Brussels, 20 May 2021
Greenpeace “Trashed” Report
PlasticsEurope condemns the illegal trade of plastic waste
PlasticsEurope condemns the illegal dumping of plastic waste. It is distressing that this environmental and societal issue continues to heavily impact countries lacking the waste enforcement capacities and suitable infrastructure to prevent the trade of illegal waste and its thoughtless discard into the environment. We call for stricter enforcement of the controls on its shipment and work collaboratively with enforcement authorities at a country level to tackle this issue.
The Interpol report on illegal plastic waste exports issued in August 2020 flagged a significant increase in plastic waste crime. We welcomed the Report’s conclusions and have expressed since then the urgency to increase enforcement of existing global and national legislation on waste trade which PlasticsEurope fully backs.
Virginia Janssens, PlasticsEurope Managing Director, stated: “More radical measures are needed to stop this issue. This is why we also urged the international community to step up the development of efficient monitoring systems to tackle the lack of waste traceability and to improve collection of reliable data.”

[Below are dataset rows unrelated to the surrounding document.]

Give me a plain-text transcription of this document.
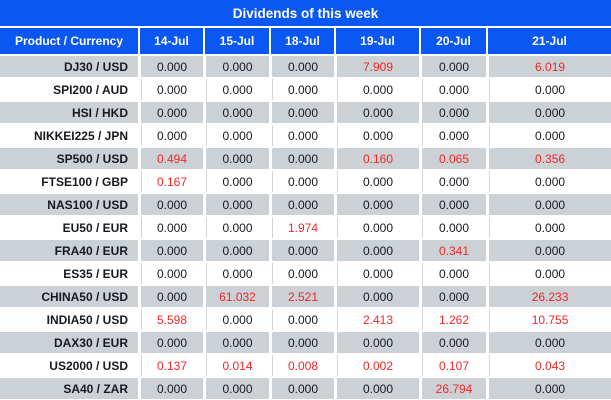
Dividends of this week						
Product / Currency	14-Jul	15-Jul	18-Jul	19-Jul	20-Jul	21-Jul
DJ30 / USD	0.000	0.000	0.000	7.909	0.000	6.019
SPI200 / AUD	0.000	0.000	0.000	0.000	0.000	0.000
HSI / HKD	0.000	0.000	0.000	0.000	0.000	0.000
NIKKEI225 / JPN	0.000	0.000	0.000	0.000	0.000	0.000
SP500 / USD	0.494	0.000	0.000	0.160	0.065	0.356
FTSE100 / GBP	0.167	0.000	0.000	0.000	0.000	0.000
NAS100 / USD	0.000	0.000	0.000	0.000	0.000	0.000
EU50 / EUR	0.000	0.000	1.974	0.000	0.000	0.000
FRA40 / EUR	0.000	0.000	0.000	0.000	0.341	0.000
ES35 / EUR	0.000	0.000	0.000	0.000	0.000	0.000
CHINA50 / USD	0.000	61.032	2.521	0.000	0.000	26.233
INDIA50 / USD	5.598	0.000	0.000	2.413	1.262	10.755
DAX30 / EUR	0.000	0.000	0.000	0.000	0.000	0.000
US2000 / USD	0.137	0.014	0.008	0.002	0.107	0.043
SA40 / ZAR	0.000	0.000	0.000	0.000	26.794	0.000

We reiterate our determination to collaborate with the waste industry sector in the elaboration, development and implementation of a global certification platform for recycling which we believe will help reduce the illegal waste trade issue. Encouragingly, according to Plastics – the Facts 2020, plastic waste exports outside the EU have decreased by 39% from 2016 to 2018. However, we continue to advocate for the further reduction of exports outside the EU and to recycle such materials at a domestic level in order to further stimulate Europe’s transformation into a circular economy.
As an industry, we are transitioning to a circular economy and working with all players (governments, whole value chain, local communities, NGOs) is key to truly deliver one circular vision. We are playing our part in tackling the plastic pollution and stepping up efforts in this direction requires many solutions to also mitigate the impact of fraudulent plastic waste exports.
“We need the right mechanisms in place that include innovative technologies, such as chemical recycling, and new waste minimisation business models. To facilitate domestic recycling, appropriate legislation is needed to rapidly remove remaining barriers to intra-EU movement of waste for recycling.”, added Virginia Janssens, PlasticsEurope Managing Director.
As plastics manufacturers, we are investing billions of Euros in capacity for chemical recycling, to complement mechanical recycling. A recent survey conducted amongst our members shows the strong determination of the industry to continue investing in chemical recycling, with planned investments in Europe of more than 7 billion Euros by 2030. The aim is to deliver significant quantities of recycled plastics with virgin plastic properties.
Another example of successful partnership along the value chain is the European Commission’s Circular Plastics Alliance. As a proud member, we are playing a leading role in this alliance to help reaching the target of 10 million tonnes recycled plastics being used in European products by 2025.